The European Union has taken the lead in regulating artificial intelligence by passing a risk-based framework earlier this year. Even though the full details of the AI governance regime are still being developed, compliance with the new regulations is already becoming a crucial focus for AI app and model makers.
LatticeFlow AI, a spin out from ETH Zurich, has introduced a new open-source LLM validation framework called Compl-AI to help AI model makers evaluate their compliance with the EU AI Act. This initiative, which is the first of its kind, aims to provide a technical interpretation of the regulations and assess the performance of major LLMs against the law’s requirements.
The evaluation conducted by LatticeFlow’s framework covers various benchmarks such as toxic completions of benign text, prejudiced answers, harmful instructions, truthfulness, and common sense reasoning. While some areas like following harmful instructions show strong performance across all models, others like recommendation consistency indicate significant room for improvement.
One key finding from the evaluation is that most models prioritize capabilities over compliance, leading to challenges in areas like technical robustness, safety, diversity, non-discrimination, and fairness. As the compliance deadlines approach, model makers will need to shift their focus to address these concerns and achieve a more balanced development of LLMs.

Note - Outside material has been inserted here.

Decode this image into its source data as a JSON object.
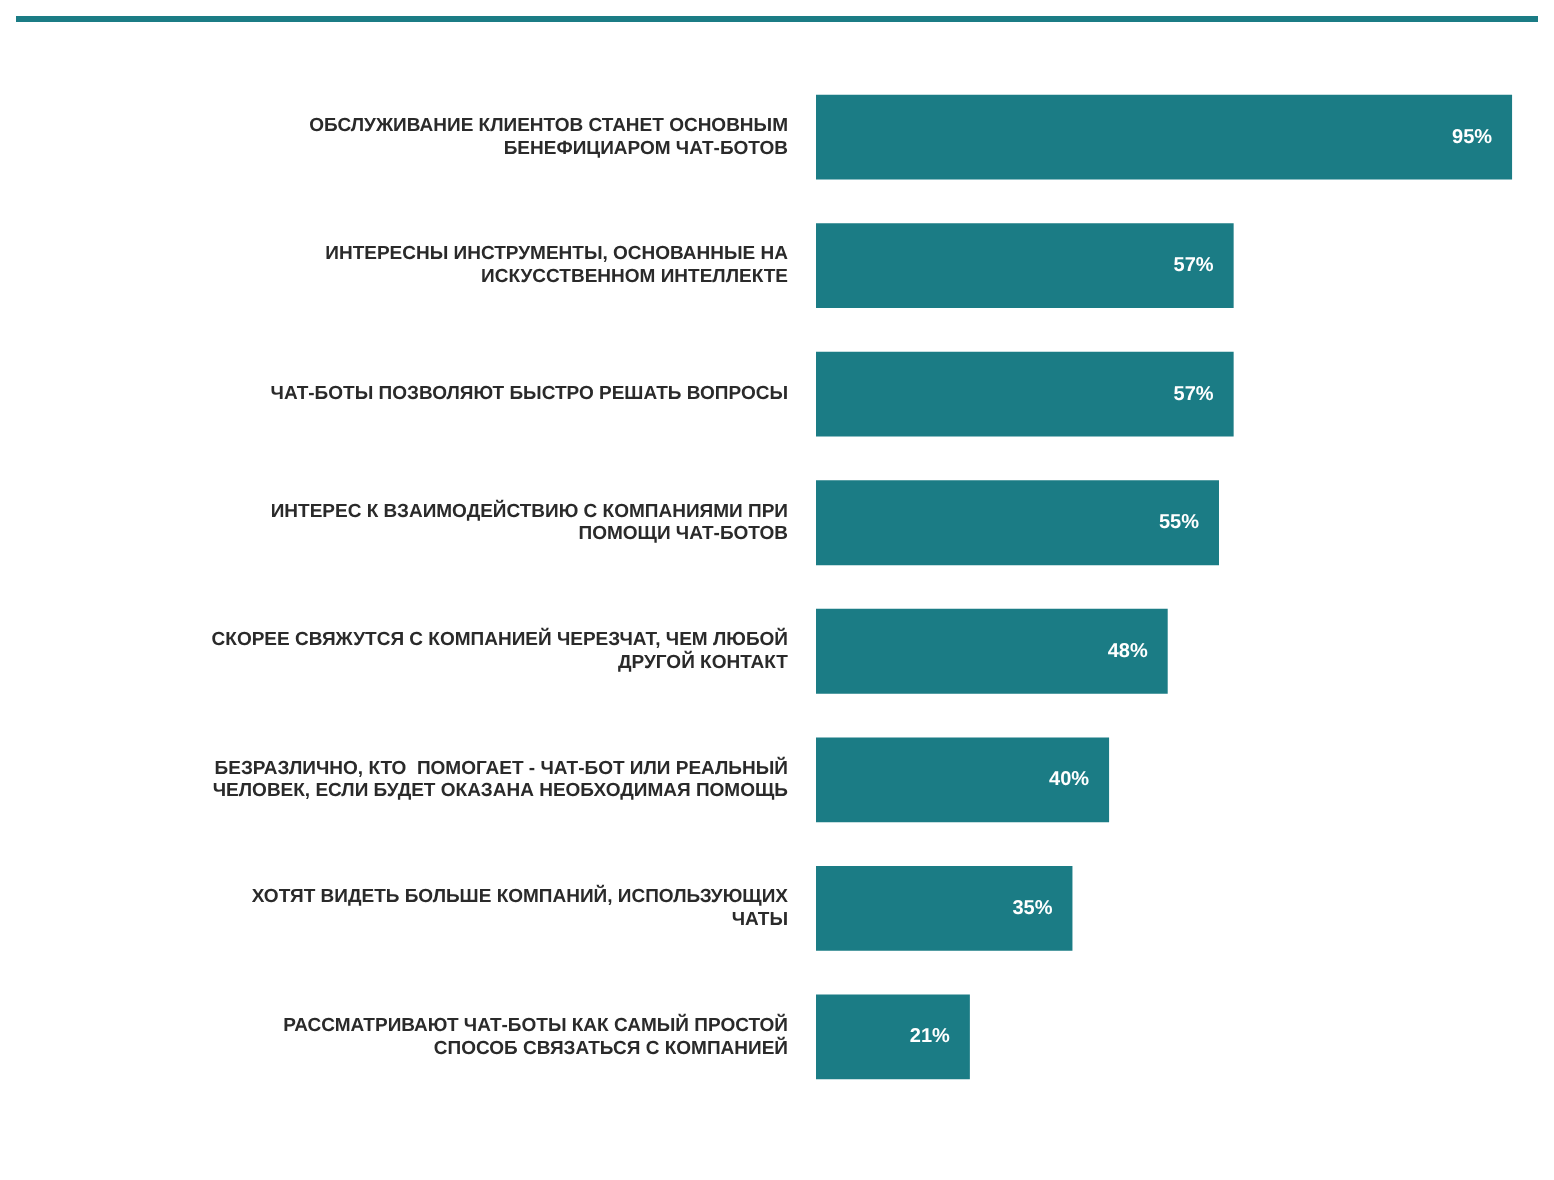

LatticeFlow acknowledges that certain aspects of compliance, such as copyright and privacy, present challenges in evaluation. The framework is designed to adapt to updates in the EU AI Act and facilitate ongoing assessments of AI models to ensure their alignment with regulatory requirements.
Moving forward, the framework aims to involve the wider AI research community in improving and expanding the evaluation process. By collaborating with researchers, developers, and regulators, LatticeFlow hopes to create a comprehensive assessment platform that can be applied not only to the EU AI Act but also to future regulatory acts in different jurisdictions.
Overall, the evaluation of major LLMs against the EU AI Act highlights the need for a more compliance-centered approach in AI model development. By addressing performance gaps, enhancing cyberattack resilience, ensuring fairness, and refining benchmarking methodologies, the industry can work towards creating AI technologies that are not only powerful but also safe and compliant with regulatory standards.